Бросим думать об этом, – сказала Маруся. – Вы предложили мне дружбу. Я глубоко тронута вашим предложением и верю, что оно вполне искренно. Я принимаю его. Будем друзьями. Я вижу много книг у вас. Книг о существовании которых я не слыхала. Вот покажите мне эти маленькие книжечки. Кавалерийский Устав! Какие забавные картинки. Я и не знала что каждый жест, каждое движение у вас изучено и описано. Ноты сигналов! Какие странные слова: «левый шенкель приложи и направо поверни». Что это значит? Милый Александр Николаевич, предо мною открывается новый мир, и я не подозревала, чтобы то, что на улице нам кажется такими пустяками, когда мы встречаем полки, было бы так серьезно и важно. Наука о войне?.. Ужели будет когда-либо война? Ужели нужны для войны эти – «левый шенкель поверни», или как там его? Вы должны посвятить меня во все это. Я вижу теперь, что, когда мы спорили с вами у Вари мы были глупцами. Мы думали, что это пустяки, что это только придумано вами, а это правда наука! И «левый шенкель укажи» тоже наука. Не правда ли?
Слушал он ее или нет? Больше любовался ею, движением ее губ, мельканием белых ровных зубов и тем, как загоралась и пропадала краска румянца на ее щеках.
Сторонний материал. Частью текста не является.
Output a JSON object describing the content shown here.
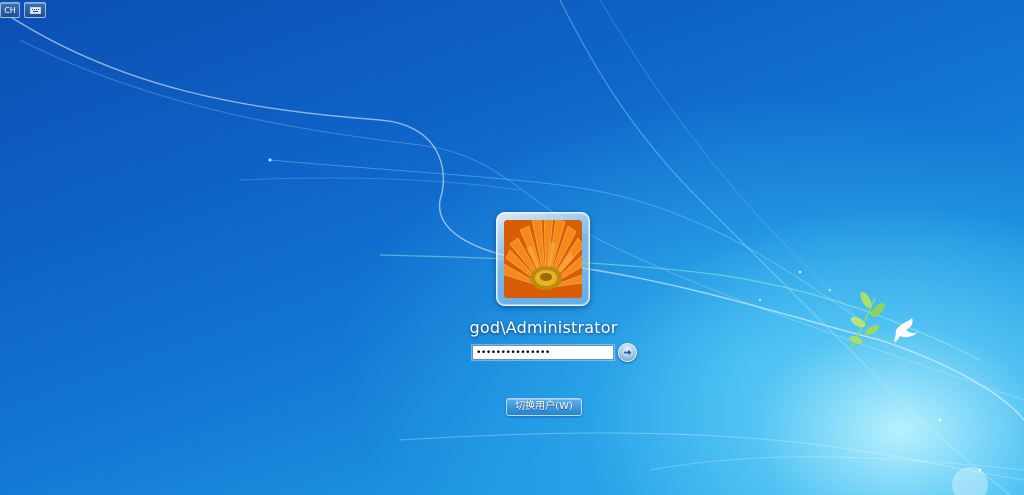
{
  "tray": {
    "language_label": "CH",
    "keyboard_icon": "keyboard-icon"
  },
  "login": {
    "username": "god\\Administrator",
    "password_value": "•••••••••••••••",
    "submit_icon": "arrow-right-icon",
    "switch_user_label": "切换用户(W)"
  },
  "colors": {
    "wallpaper_dark": "#0b4fb3",
    "wallpaper_light": "#2aa8ea",
    "flower_orange": "#f57a10",
    "flower_center": "#e0a010"
  }
}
Она говорила. Она инстинктивно чувствовала, что в этой болтовне ее защита. Или уйти, или говорить серьезно, смотреть книги, чем-то заниматься. Иначе протянутся эти сильные руки, схватят ее, и жадные губы начнут целовать. Что тогда делать?! Уйти она не могла.
– Вот, – воскликнула вдруг она, перебивая свои речи, – пришла на минуту, только посмотреть вашу хижину, а сижу уже третий час.
Она встала.
– До свидания. Мне пора. Пора!
– Когда же увидимся? Здесь у меня.
«Отчего нет? – подумала она. – Было так хорошо. Уютно. Он благородный, честный, да и она умеет себя держать».
– Хорошо. На будущей неделе. Опять в пятницу. Но только тогда на одну минуту. Я отнесу вам ваши книги.
Маруся пожала ему руку и быстро сбежала по темной лестнице вниз. Хлопнула наружная дверь, и Саблин остался со своими пирогами, конфетами, фруктами и вином. «Что делать со всем этим? – подумал он. – Свезу Ротбеку – он любит сладкое».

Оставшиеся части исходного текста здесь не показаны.